Politica

I venti di recessione non risparmiano Cosa nostra

Dalle intercettazioni dell’ultima maxi-inchiesta vengono fuori le difficoltà economiche dell’organizzazione, costretta a diminuire gli stipendi a picciotti e gregari. Tra le entrate in perdita quella legata al racket delle estorsioni

Palermo. La crisi economica non guarda in faccia nessuno. E non si lascia intimorire nemmeno dai boss mafiosi. Così, in tempi di vacche magre, anche Cosa nostra è costretta a stringere la cinghia per far quadrare i conti: stipendi più bassi ai picciotti, assegni familiari ridotti a chi si ritrova il capofamiglia in carcere. Il tutto con regolari note spese, magari un po’ “ritoccate” per riuscire a strappare qualche migliaio di euro in più da distribuire ai giovani senza lavoro. Insomma, in una parola, recessione. Anche per una delle organizzazioni criminali più potenti del pianeta, abituata a gestire affari di migliaia e migliaia di euro.
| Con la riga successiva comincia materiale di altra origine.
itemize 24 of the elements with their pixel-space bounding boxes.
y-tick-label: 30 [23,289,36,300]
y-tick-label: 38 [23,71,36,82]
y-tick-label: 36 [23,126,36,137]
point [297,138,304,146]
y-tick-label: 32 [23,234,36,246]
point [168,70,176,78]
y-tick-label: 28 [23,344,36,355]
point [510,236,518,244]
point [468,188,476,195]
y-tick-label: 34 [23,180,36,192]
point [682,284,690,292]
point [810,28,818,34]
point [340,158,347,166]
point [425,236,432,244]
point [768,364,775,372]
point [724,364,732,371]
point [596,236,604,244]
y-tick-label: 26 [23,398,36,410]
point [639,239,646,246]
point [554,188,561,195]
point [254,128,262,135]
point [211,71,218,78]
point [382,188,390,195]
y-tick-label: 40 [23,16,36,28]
La scoperta. A rivelare lo stato di crisi economica di Cosa nostra l’ultima maxi-inchiesta antimafia condotta dalla Dda di Palermo, l’operazione “Perseo”, che poco prima di Natale ha portato dietro le sbarre un centinaio di persone, in pratica tutto il nuovo organigramma di Cosa nostra di Palermo. Dalle intercettazioni, pubblicate nei giorni scorsi dall’edizione palermitana di Repubblica, l’affresco di una mafia in crisi di liquidità, che per non finire in rosso è stata costretta, negli ultimi due anni, a tagliare drasticamente gli stipendi dei suoi collaboratori, adottando tariffe degne di un normale precario piuttosto che di un aspirante uomo d’onore in carriera: 500 euro, una miseria rispetto ai 1500 dei tempi d’oro. Questi ultimi, ormai, sono appannaggio solo degli “anziani”, il cui stipendio, però, fino a qualche anno fa si aggirava intorno ai 3000 euro.

Il bilancio bloccato. Tempi duri, dunque, anche per Cosa nostra. Le minori entrate sono dovute al crollo a picco degli introiti legati al racket delle estorsioni – il commerciante che non ha soldi non può pagare né le tasse legali né quelle alla criminalità organizzata, non a caso una volta la mafia escogitò anche i versamenti rateali – ai continui colpi inflitti dall’azione repressiva. E poi c’è un problema di fondo, della mafia come del bilancio di un qualsiasi Comune o Ente locale: troppi fondi praticamente inutilizzabili in quanto già impegnati per il pagamento delle spese correnti., e cioè stipendi e sostegno alle famiglie dei carcerati.

Assistenzialismo by Cosa nostra. Crisi economica, certo. Ma pure un generale lassismo da parte dei giovani. Dalle frasi intercettate emerge anche il malcontento dei mafiosi più anziani, che criticano i giovani che non si danno da fare, aspettando che lo stipendio arrivi dall’alto. “Oggi non vuole lavorare nessuno”, commenta amaramente l’anziano boss Giuseppe Lipari.

Un atteggiamento di attesa che i boss del passato non condividono.